Fotografía de © Heriberto ParedesFotografía de © Heriberto Paredes

​ Todas estas experiencias de resignificación del derecho propio tienen mucho que enseñarles a nuestros feminismos urbanos, sobre todo en cuanto a repensar la justicia a partir de modelos no punitivos ni carcelarios. Más aún, tomando en cuenta que el etnocentrismo de los feminismos mexicanos ha sido cuestionado, el concepto de género, replanteado por las voces y las prácticas de las zapatistas como categoría multidimensional, nos muestra que las luchas contra el racismo y el capitalismo son parte integral de la construcción de una vida digna para las mujeres. Las aportaciones de las zapatistas y de otras mujeres indígenas organizadas están en los documentos de sus encuentros, en talleres, congresos, ponencias y entrevistas con varias de ellas, y se publican tanto en revistas feministas como en la prensa nacional. A partir de sus teorizaciones nos invitan, de manera indirecta, a construir un feminismo más incluyente, en donde las luchas contra la violencia capitalista, racista y colonial, sean parte integral de nuestras agendas antipatriarcales.

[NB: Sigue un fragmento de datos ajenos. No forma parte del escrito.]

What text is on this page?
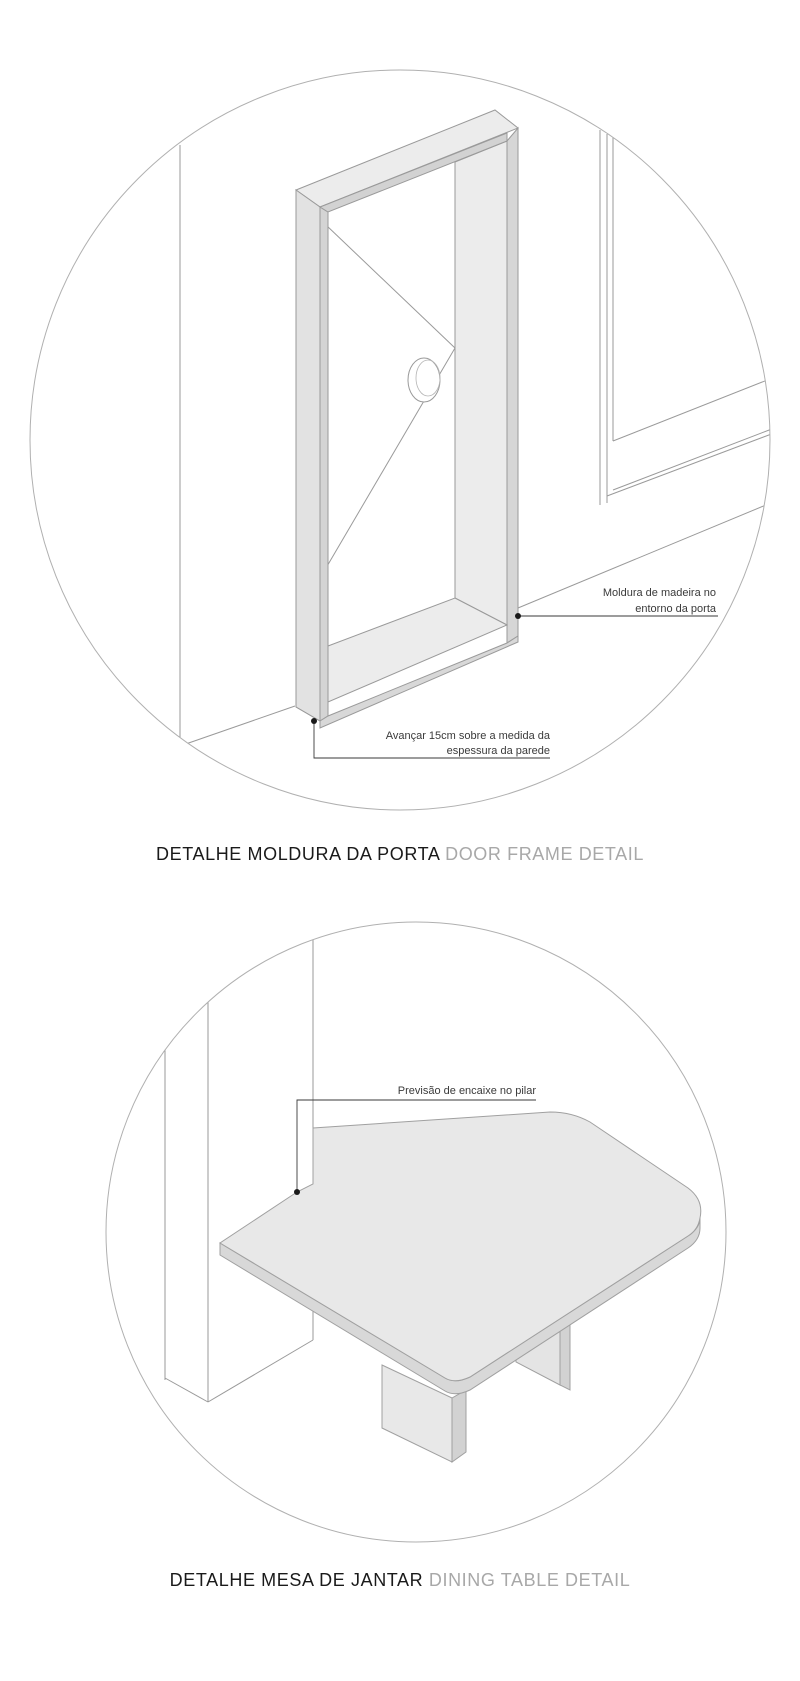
Moldura de madeira no
entorno da porta
Avançar 15cm sobre a medida da
espessura da parede
Previsão de encaixe no pilar
DETALHE MOLDURA DA PORTA DOOR FRAME DETAIL
DETALHE MESA DE JANTAR DINING TABLE DETAIL
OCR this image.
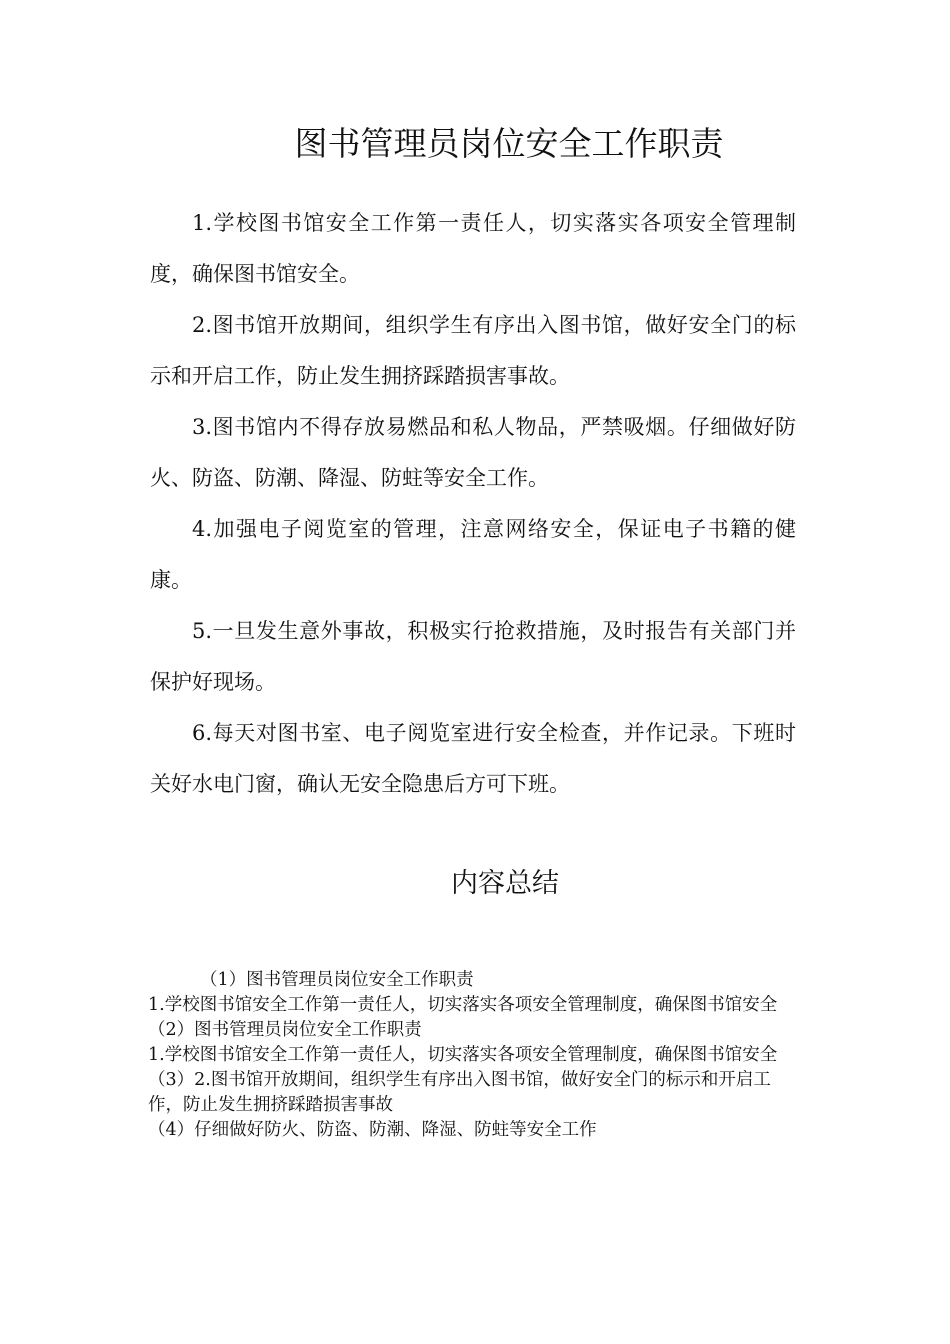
图书管理员岗位安全工作职责

1.学校图书馆安全工作第一责任人，切实落实各项安全管理制度，确保图书馆安全。

2.图书馆开放期间，组织学生有序出入图书馆，做好安全门的标示和开启工作，防止发生拥挤踩踏损害事故。

3.图书馆内不得存放易燃品和私人物品，严禁吸烟。仔细做好防火、防盗、防潮、降湿、防蛀等安全工作。

4.加强电子阅览室的管理，注意网络安全，保证电子书籍的健康。

5.一旦发生意外事故，积极实行抢救措施，及时报告有关部门并保护好现场。

6.每天对图书室、电子阅览室进行安全检查，并作记录。下班时关好水电门窗，确认无安全隐患后方可下班。

内容总结
（1）图书管理员岗位安全工作职责
1.学校图书馆安全工作第一责任人，切实落实各项安全管理制度，确保图书馆安全
（2）图书管理员岗位安全工作职责
1.学校图书馆安全工作第一责任人，切实落实各项安全管理制度，确保图书馆安全
（3）2.图书馆开放期间，组织学生有序出入图书馆，做好安全门的标示和开启工作，防止发生拥挤踩踏损害事故
（4）仔细做好防火、防盗、防潮、降湿、防蛀等安全工作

Imagen de portada: Fotografía de © Heriberto Paredes

  1. Comité Clandestino Revolucionario Indígena 

  2. Subcomandante Marcos, “Carta de Marcos sobre la vida cotidiana en el EZLN”, 26 de enero de 1994. Disponible aquí. 

  3. Uso el concepto de “constitucionalismo transformador” para hacer referencia a las reformas que lograron que las demandas de las luchas indígenas se incluyeran en las Constituciones nacionales, rompiendo con muchos de sus principios eurocéntricos constitucionales —como en el caso ecuatoriano y el boliviano—, pero también para aludir a las justicias indígenas que cuentan con Constituciones propias, producto de pactos políticos, que crearon instituciones propias y mecanismos jurídicos y políticos para defender dichos pactos.